I have been using the following code to count the number of calls within 7 days of the call on each row:
df['ContactsIN7Days'] = df.apply(lambda row: len(df[(df['PersonID']==row['PersonID']) & (abs(df['Day'] - row['Day']) <=7)]), axis=1)
Output:
CallID Day PersonID ContactsIN7Days
6 2 3 2
3 14 2 2
1 8 1 1
5 1 3 2
2 12 2 2
7 100 3 1
This works, however this is going to be applied on a big data set. Would there be a way to make this more efficient. Through vectorization?
IIUC this is a convoluted, but I think effective solution to your issue. Note that the order of your dataframe is modified as a result, and that your Day column is modified to a timedelta dtype:
Starting from your dataframe df:
CallID Day PersonID
0 6 2 3
1 3 14 2
2 1 8 1
3 5 1 3
4 2 12 2
5 7 100 3
Start by modifying Day to a timedelta series:
df['Day'] = pd.to_timedelta(df['Day'], unit='d')

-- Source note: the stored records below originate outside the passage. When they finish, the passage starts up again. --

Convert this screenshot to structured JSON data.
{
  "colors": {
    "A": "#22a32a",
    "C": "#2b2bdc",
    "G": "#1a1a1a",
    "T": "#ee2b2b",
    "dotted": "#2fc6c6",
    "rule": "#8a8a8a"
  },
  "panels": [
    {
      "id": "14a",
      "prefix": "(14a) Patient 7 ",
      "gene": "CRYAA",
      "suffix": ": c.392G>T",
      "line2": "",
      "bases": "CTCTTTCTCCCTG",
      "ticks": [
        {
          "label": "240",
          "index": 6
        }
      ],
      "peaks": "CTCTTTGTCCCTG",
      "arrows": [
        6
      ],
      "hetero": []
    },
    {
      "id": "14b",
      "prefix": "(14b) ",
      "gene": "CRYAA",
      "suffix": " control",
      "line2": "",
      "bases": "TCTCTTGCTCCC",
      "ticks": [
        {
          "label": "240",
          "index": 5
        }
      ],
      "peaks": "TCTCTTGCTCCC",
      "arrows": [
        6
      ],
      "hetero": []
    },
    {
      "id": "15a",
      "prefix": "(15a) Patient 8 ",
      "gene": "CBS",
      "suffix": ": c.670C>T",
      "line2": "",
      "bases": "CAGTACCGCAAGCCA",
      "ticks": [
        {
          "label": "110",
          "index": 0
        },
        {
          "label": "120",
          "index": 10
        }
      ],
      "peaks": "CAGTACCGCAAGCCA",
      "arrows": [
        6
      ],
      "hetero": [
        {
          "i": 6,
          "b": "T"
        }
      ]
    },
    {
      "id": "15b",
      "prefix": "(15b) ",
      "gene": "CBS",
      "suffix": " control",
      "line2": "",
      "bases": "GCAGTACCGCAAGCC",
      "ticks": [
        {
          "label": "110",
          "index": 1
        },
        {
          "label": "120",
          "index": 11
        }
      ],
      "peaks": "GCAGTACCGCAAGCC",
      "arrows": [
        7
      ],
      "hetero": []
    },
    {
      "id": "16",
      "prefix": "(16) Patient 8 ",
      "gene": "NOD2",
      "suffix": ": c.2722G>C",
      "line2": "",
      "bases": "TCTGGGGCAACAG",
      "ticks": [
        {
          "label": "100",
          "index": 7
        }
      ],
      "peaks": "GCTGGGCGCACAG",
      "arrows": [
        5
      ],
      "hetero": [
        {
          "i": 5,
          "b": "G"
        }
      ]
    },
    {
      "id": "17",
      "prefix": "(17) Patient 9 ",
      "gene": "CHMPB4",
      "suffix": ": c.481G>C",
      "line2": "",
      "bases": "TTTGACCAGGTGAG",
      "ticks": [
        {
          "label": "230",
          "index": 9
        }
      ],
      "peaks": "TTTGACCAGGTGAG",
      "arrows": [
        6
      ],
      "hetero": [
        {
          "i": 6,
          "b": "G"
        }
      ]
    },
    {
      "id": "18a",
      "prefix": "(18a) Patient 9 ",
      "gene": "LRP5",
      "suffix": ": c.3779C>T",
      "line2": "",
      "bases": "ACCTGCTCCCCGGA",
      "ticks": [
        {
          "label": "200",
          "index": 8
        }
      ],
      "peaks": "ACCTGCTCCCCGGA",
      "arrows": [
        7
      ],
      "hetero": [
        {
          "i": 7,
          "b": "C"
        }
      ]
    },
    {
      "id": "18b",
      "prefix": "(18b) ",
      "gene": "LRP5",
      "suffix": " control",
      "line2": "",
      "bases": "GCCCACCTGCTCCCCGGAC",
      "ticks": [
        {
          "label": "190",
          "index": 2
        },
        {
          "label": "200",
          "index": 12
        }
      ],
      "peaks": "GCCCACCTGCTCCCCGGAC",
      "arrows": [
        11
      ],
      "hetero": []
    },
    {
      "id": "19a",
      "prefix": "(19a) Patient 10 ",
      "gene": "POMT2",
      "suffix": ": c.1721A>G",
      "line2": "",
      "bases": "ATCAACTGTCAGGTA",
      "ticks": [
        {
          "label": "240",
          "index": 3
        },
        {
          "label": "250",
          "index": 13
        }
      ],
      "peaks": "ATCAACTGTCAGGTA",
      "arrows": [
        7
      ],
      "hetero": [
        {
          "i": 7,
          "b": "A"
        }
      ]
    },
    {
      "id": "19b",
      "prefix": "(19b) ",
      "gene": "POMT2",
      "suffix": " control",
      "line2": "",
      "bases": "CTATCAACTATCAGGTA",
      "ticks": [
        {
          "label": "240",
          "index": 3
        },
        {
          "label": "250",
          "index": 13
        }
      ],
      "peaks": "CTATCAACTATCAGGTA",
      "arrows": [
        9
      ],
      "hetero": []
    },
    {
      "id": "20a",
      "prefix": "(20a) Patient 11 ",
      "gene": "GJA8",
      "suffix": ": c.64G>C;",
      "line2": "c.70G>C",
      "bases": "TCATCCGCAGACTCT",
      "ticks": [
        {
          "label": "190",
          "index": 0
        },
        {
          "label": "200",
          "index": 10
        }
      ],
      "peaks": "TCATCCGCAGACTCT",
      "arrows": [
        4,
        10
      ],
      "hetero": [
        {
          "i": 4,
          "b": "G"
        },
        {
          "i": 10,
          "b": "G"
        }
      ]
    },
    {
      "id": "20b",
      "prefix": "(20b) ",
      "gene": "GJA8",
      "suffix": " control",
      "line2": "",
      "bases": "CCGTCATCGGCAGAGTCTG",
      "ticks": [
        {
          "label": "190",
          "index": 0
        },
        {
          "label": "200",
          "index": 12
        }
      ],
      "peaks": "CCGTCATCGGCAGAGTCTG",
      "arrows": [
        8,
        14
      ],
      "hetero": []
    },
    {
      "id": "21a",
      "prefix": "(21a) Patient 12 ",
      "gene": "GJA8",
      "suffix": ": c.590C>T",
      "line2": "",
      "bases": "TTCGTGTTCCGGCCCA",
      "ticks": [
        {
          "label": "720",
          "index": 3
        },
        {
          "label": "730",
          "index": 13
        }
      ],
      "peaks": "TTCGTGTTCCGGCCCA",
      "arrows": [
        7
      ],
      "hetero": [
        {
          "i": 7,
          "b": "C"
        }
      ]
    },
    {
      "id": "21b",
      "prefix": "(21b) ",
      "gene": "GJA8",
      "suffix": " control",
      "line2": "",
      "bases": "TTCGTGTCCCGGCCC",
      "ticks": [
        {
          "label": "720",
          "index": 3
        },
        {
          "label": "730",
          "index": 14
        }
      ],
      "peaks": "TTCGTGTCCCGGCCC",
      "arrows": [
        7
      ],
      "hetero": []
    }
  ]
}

Then, use pd.merge_asof, to merge your dataframe with the count of calls by each individual in a period of 7 days. To get this, use groupby with a pd.Grouper with a frequency of 7 days:
new_df = (pd.merge_asof(df.sort_values(['Day']),
df.sort_values(['Day'])
.groupby([pd.Grouper(key='Day', freq='7d'), 'PersonID'])
.size()
.to_frame('ContactsIN7Days')
.reset_index(),
left_on='Day', right_on='Day',
left_by='PersonID', right_by='PersonID',
direction='nearest'))
Your resulting new_df will look like this:
CallID Day PersonID ContactsIN7Days
0 5 1 days 3 2
1 6 2 days 3 2
2 1 8 days 1 1
3 2 12 days 2 2
4 3 14 days 2 2
5 7 100 days 3 1